Estonia exports its home-grown technologies
Relatively little is known about many of the world’s deposits of oil shale.
The United States tops the list of the richest reserves, accounting for more than 60% globally, with the most concentrated deposits located in the Green River Formation that lies in western Colorado, eastern Utah and southern Wyoming.
Besides Estonia, countries with large oil shale reserves include Australia, Brazil, China and Russia. There are also significant reserves in Jordan, Morocco, Sweden, Syria and Turkey.
Countries with the know-how have used oil shale for different applications for decades, but Estonia’s latest technological breakthrough could catalyse a new approach to exploring the vast global reserves of this fossil fuel frequently perceived as a significant pollutant.

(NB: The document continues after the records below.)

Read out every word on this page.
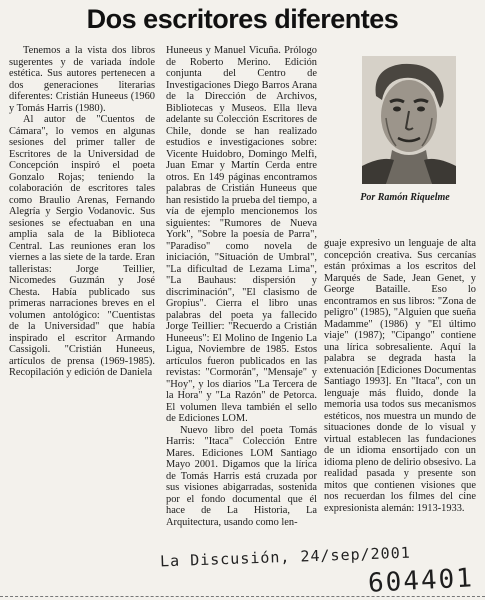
Dos escritores diferentes

Tenemos a la vista dos libros sugerentes y de variada índole estética. Sus autores pertenecen a dos generaciones literarias diferentes: Cristián Huneeus (1960 y Tomás Harris (1980).

Al autor de "Cuentos de Cámara", lo vemos en algunas sesiones del primer taller de Escritores de la Universidad de Concepción inspiró el poeta Gonzalo Rojas; teniendo la colaboración de escritores tales como Braulio Arenas, Fernando Alegría y Sergio Vodanovic. Sus sesiones se efectuaban en una amplia sala de la Biblioteca Central. Las reuniones eran los viernes a las siete de la tarde. Eran talleristas: Jorge Teillier, Nicomedes Guzmán y José Chesta. Había publicado sus primeras narraciones breves en el volumen antológico: "Cuentistas de la Universidad" que había inspirado el escritor Armando Cassigoli. "Cristián Huneeus, artículos de prensa (1969-1985). Recopilación y edición de Daniela

Huneeus y Manuel Vicuña. Prólogo de Roberto Merino. Edición conjunta del Centro de Investigaciones Diego Barros Arana de la Dirección de Archivos, Bibliotecas y Museos. Ella lleva adelante su Colección Escritores de Chile, donde se han realizado estudios e investigaciones sobre: Vicente Huidobro, Domingo Melfi, Juan Emar y Martín Cerda entre otros. En 149 páginas encontramos palabras de Cristián Huneeus que han resistido la prueba del tiempo, a vía de ejemplo mencionemos los siguientes: "Rumores de Nueva York", "Sobre la poesía de Parra", "Paradiso" como novela de iniciación, "Situación de Umbral", "La dificultad de Lezama Lima", "La Bauhaus: dispersión y discriminación", "El clasismo de Gropius". Cierra el libro unas palabras del poeta ya fallecido Jorge Teillier: "Recuerdo a Cristián Huneeus": El Molino de Ingenio La Ligua, Noviembre de 1985. Estos artículos fueron publicados en las revistas: "Cormorán", "Mensaje" y "Hoy", y los diarios "La Tercera de la Hora" y "La Razón" de Petorca. El volumen lleva también el sello de Ediciones LOM.

Nuevo libro del poeta Tomás Harris: "Itaca" Colección Entre Mares. Ediciones LOM Santiago Mayo 2001. Digamos que la lírica de Tomás Harris está cruzada por sus visiones abigarradas, sostenida por el fondo documental que él hace de La Historia, La Arquitectura, usando como len-

Por Ramón Riquelme

guaje expresivo un lenguaje de alta concepción creativa. Sus cercanías están próximas a los escritos del Marqués de Sade, Jean Genet, y George Bataille. Eso lo encontramos en sus libros: "Zona de peligro" (1985), "Alguien que sueña Madamme" (1986) y "El último viaje" (1987); "Cipango" contiene una lírica sobresaliente. Aquí la palabra se degrada hasta la extenuación [Ediciones Documentas Santiago 1993]. En "Itaca", con un lenguaje más fluido, donde la memoria usa todos sus mecanismos estéticos, nos muestra un mundo de situaciones donde de lo visual y virtual establecen las fundaciones de un idioma ensortijado con un idioma pleno de delirio obsesivo. La realidad pasada y presente son mitos que contienen visiones que nos recuerdan los filmes del cine expresionista alemán: 1913-1933.

La Discusión, 24/sep/2001
604401
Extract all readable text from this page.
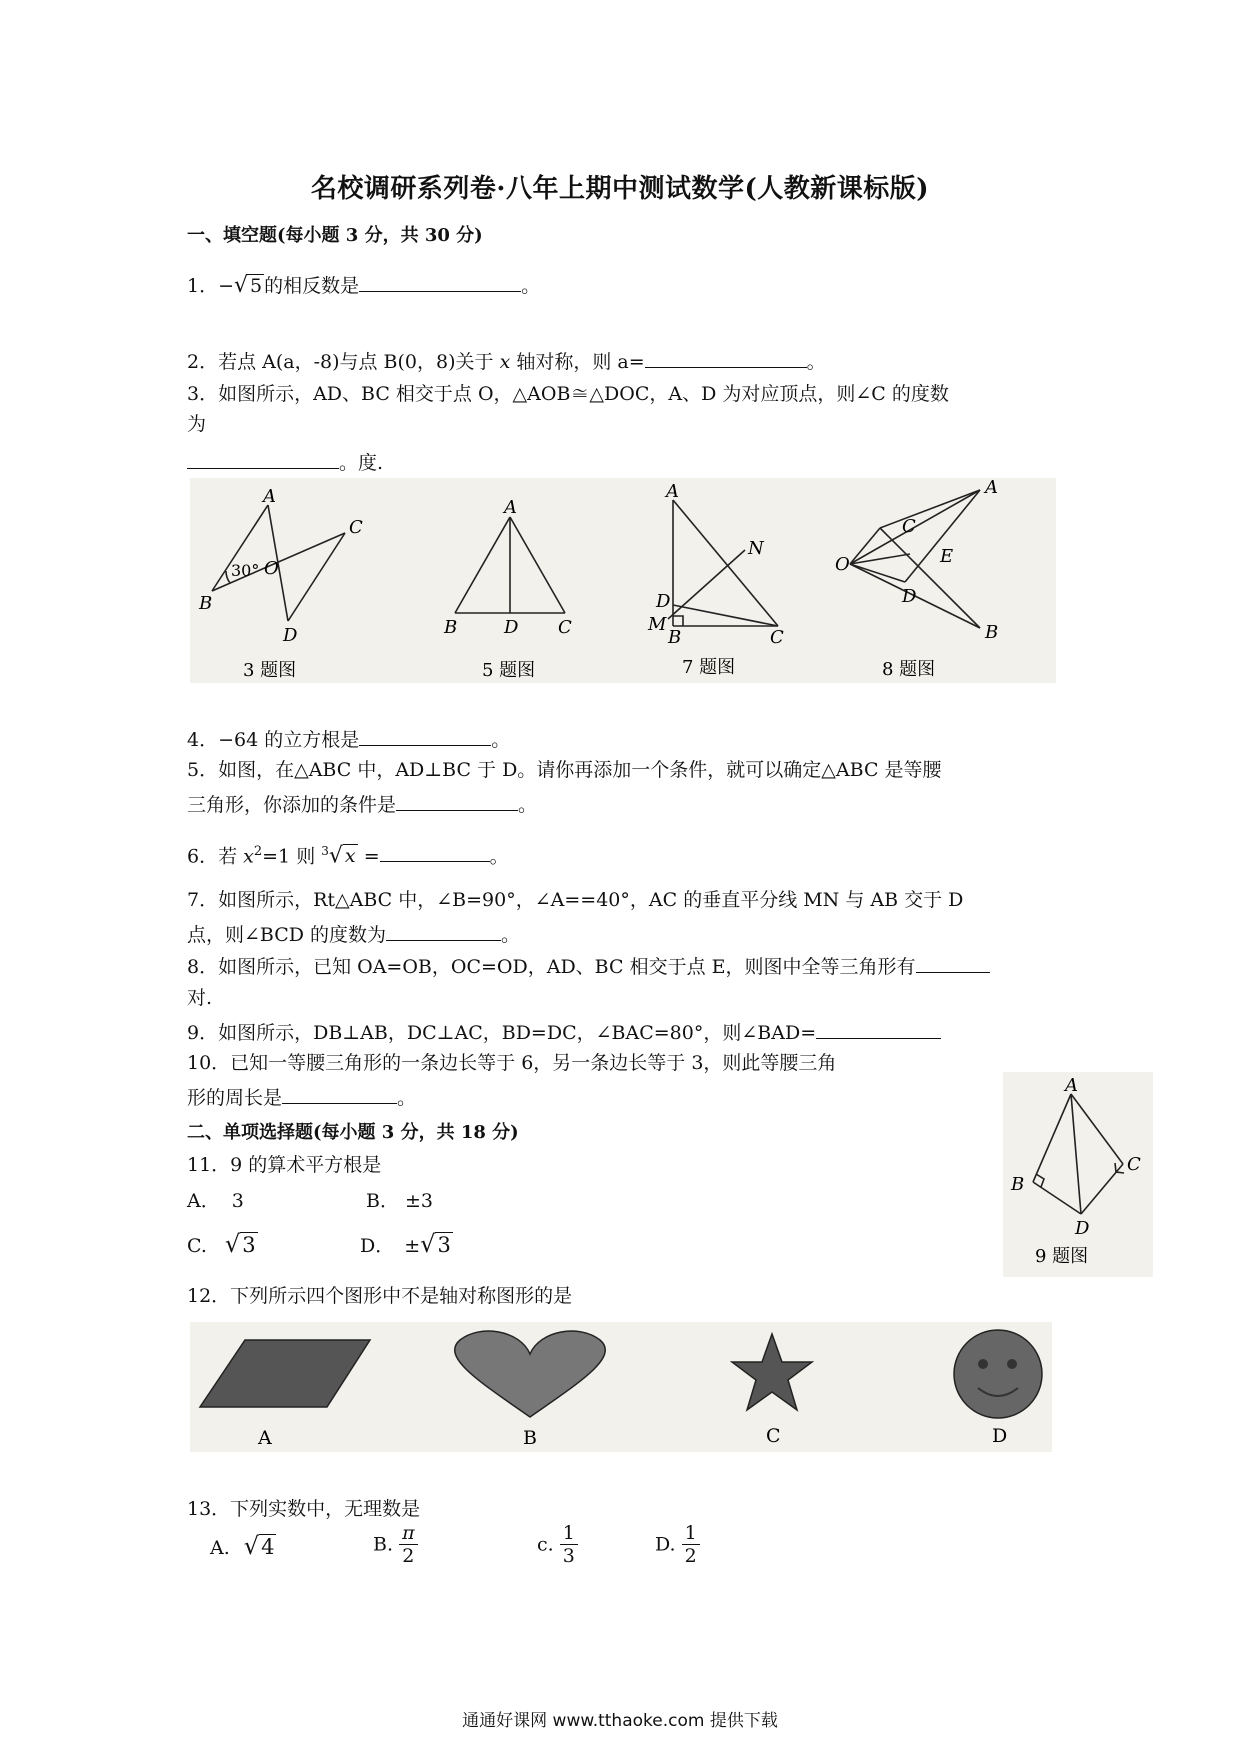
名校调研系列卷·八年上期中测试数学(人教新课标版)
一、填空题(每小题 3 分，共 30 分)
1．−√ 5 的相反数是	。
2．若点 A(a，-8)与点 B(0，8)关于 x 轴对称，则 a=	。
3．如图所示，AD、BC 相交于点 O，△AOB≅△DOC，A、D 为对应顶点，则∠C 的度数
为
。度.
A
B
C
D
O
30°
3 题图
A
B	C
D
5 题图
A
N
D
M
B	C
7 题图
A
C
E
O
D
B
8 题图
4．−64 的立方根是	。
5．如图，在△ABC 中，AD⊥BC 于 D。请你再添加一个条件，就可以确定△ABC 是等腰
三角形，你添加的条件是	。
6．若 $x^2=1$ 则 $^3$√ x =	。
7．如图所示，Rt△ABC 中，∠B=90°，∠A==40°，AC 的垂直平分线 MN 与 AB 交于 D
点，则∠BCD 的度数为	。
8．如图所示，已知 OA=OB，OC=OD，AD、BC 相交于点 E，则图中全等三角形有
对.
9．如图所示，DB⊥AB，DC⊥AC，BD=DC，∠BAC=80°，则∠BAD=
10．已知一等腰三角形的一条边长等于 6，另一条边长等于 3，则此等腰三角
形的周长是	。
A
B
C
D
9 题图
二、单项选择题(每小题 3 分，共 18 分)
11．9 的算术平方根是
A． 3	B． ±3
C. √3	D． ±√3
12．下列所示四个图形中不是轴对称图形的是
A	B	C	D
13．下列实数中，无理数是
A. √4	B. $\frac{\pi}{2}$	c. $\frac{1}{3}$	D. $\frac{1}{2}$
通通好课网 www.tthaoke.com 提供下载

Estonia is keen to explore opportunities for the wider application of its latest technologies. Eesti Energia started its international oil shale activities in 2006, and has oil shale operations in Jordan and the United States.

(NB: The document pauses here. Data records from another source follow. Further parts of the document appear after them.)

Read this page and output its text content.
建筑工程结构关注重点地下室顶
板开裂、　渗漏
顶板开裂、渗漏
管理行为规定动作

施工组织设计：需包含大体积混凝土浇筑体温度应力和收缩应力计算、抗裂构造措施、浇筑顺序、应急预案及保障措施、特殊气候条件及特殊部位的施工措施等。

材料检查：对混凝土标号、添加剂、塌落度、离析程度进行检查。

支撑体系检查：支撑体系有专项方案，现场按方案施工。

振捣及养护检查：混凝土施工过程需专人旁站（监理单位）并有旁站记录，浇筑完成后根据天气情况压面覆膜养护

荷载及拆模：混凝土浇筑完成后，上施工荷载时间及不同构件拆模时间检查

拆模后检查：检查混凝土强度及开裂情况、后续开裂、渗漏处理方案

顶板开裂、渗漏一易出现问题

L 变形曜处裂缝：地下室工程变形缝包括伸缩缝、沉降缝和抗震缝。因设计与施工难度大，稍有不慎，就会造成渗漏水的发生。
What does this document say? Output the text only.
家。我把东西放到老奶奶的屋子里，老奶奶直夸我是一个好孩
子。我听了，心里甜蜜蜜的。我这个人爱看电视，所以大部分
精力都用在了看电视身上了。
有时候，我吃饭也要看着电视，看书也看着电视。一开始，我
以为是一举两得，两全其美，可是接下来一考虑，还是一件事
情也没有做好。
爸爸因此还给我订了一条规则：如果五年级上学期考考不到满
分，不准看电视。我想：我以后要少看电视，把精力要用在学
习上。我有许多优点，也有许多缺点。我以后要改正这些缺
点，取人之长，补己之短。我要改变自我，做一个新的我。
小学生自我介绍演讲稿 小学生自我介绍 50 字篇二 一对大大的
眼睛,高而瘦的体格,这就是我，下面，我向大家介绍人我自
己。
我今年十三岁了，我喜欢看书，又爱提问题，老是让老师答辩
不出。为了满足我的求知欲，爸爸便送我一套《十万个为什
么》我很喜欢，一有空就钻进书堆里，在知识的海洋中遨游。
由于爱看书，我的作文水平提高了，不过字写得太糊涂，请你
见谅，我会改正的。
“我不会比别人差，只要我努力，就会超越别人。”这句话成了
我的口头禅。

Eesti Energia’s subsidiary Enefit is developing two parallel oil shale projects in Jordan, where it acquired the exclusive right to develop, design, finance, construct and operate a 500 megawatt oil shale-fuelled power station.
In the US state of Utah, Eesti Energia purchased Oil Shale Exploration Company in 2011. Properties owned or controlled by Enefit contain an estimated 2.6 billion barrels of recoverable oil that can be unlocked safely with conventional mining, mineral processing and refining methods.

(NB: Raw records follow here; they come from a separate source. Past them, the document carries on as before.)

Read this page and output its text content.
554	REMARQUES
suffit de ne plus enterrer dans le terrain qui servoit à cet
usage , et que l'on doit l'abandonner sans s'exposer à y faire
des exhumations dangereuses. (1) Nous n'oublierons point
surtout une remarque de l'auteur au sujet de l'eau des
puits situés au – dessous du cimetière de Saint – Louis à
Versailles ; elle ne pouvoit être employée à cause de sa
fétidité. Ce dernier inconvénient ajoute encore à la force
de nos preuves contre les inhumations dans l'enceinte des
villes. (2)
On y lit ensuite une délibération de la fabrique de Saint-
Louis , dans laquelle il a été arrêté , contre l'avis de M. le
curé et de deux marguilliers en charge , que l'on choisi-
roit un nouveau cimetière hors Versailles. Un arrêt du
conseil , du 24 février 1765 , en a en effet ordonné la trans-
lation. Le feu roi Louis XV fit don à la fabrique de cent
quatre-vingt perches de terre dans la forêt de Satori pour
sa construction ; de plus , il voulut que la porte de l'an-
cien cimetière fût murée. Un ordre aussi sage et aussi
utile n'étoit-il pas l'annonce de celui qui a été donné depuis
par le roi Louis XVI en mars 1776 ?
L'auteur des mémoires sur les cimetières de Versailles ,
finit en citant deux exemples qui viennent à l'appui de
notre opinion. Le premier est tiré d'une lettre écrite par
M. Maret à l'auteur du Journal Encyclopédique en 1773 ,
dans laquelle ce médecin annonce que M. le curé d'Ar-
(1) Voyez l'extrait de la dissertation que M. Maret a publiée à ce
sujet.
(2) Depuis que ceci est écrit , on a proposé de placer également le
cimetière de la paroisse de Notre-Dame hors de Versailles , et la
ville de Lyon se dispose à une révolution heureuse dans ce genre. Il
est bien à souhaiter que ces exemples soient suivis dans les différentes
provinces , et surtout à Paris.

How the IEA helps oil shale RD&D
Based on an agreement Estonia reached with the IEA on the sidelines of the 2011 IEA Ministerial meeting, the Agency took part in the International Oil Shale Symposium hosted by Estonia in June 2013. The Ministry of Economic Affairs and Communications and the IEA organised a joint plenary session on energy technologies, with the IEA presenting some of the latest advances in energy technology and policy for better use of oil shale.
Estonia is also expected to join a number of IEA-supported research networks related to the oil shale industry, including the Gas and Oil Technologies Implementing Agreement and the Implementing Agreement on Fluidized Bed Conversion, to further aid and benefit from international technological advances.
The symposium’s findings built in part on national basic research on oil shale conducted by the Tallinn University of Technology. But RD&D is led by the top oil shale users, including Eesti Energia, which expects its RD&D will result in two more ENEFIT280 plants by 2016 as well as shale oil-upgrading facilities for refining. Export of the technology may be aided by ENEFIT280’s modular design, which allots each processing unit a specific purpose, optimising maintenance, processes and adaptability to different oil shale deposits’ characteristics.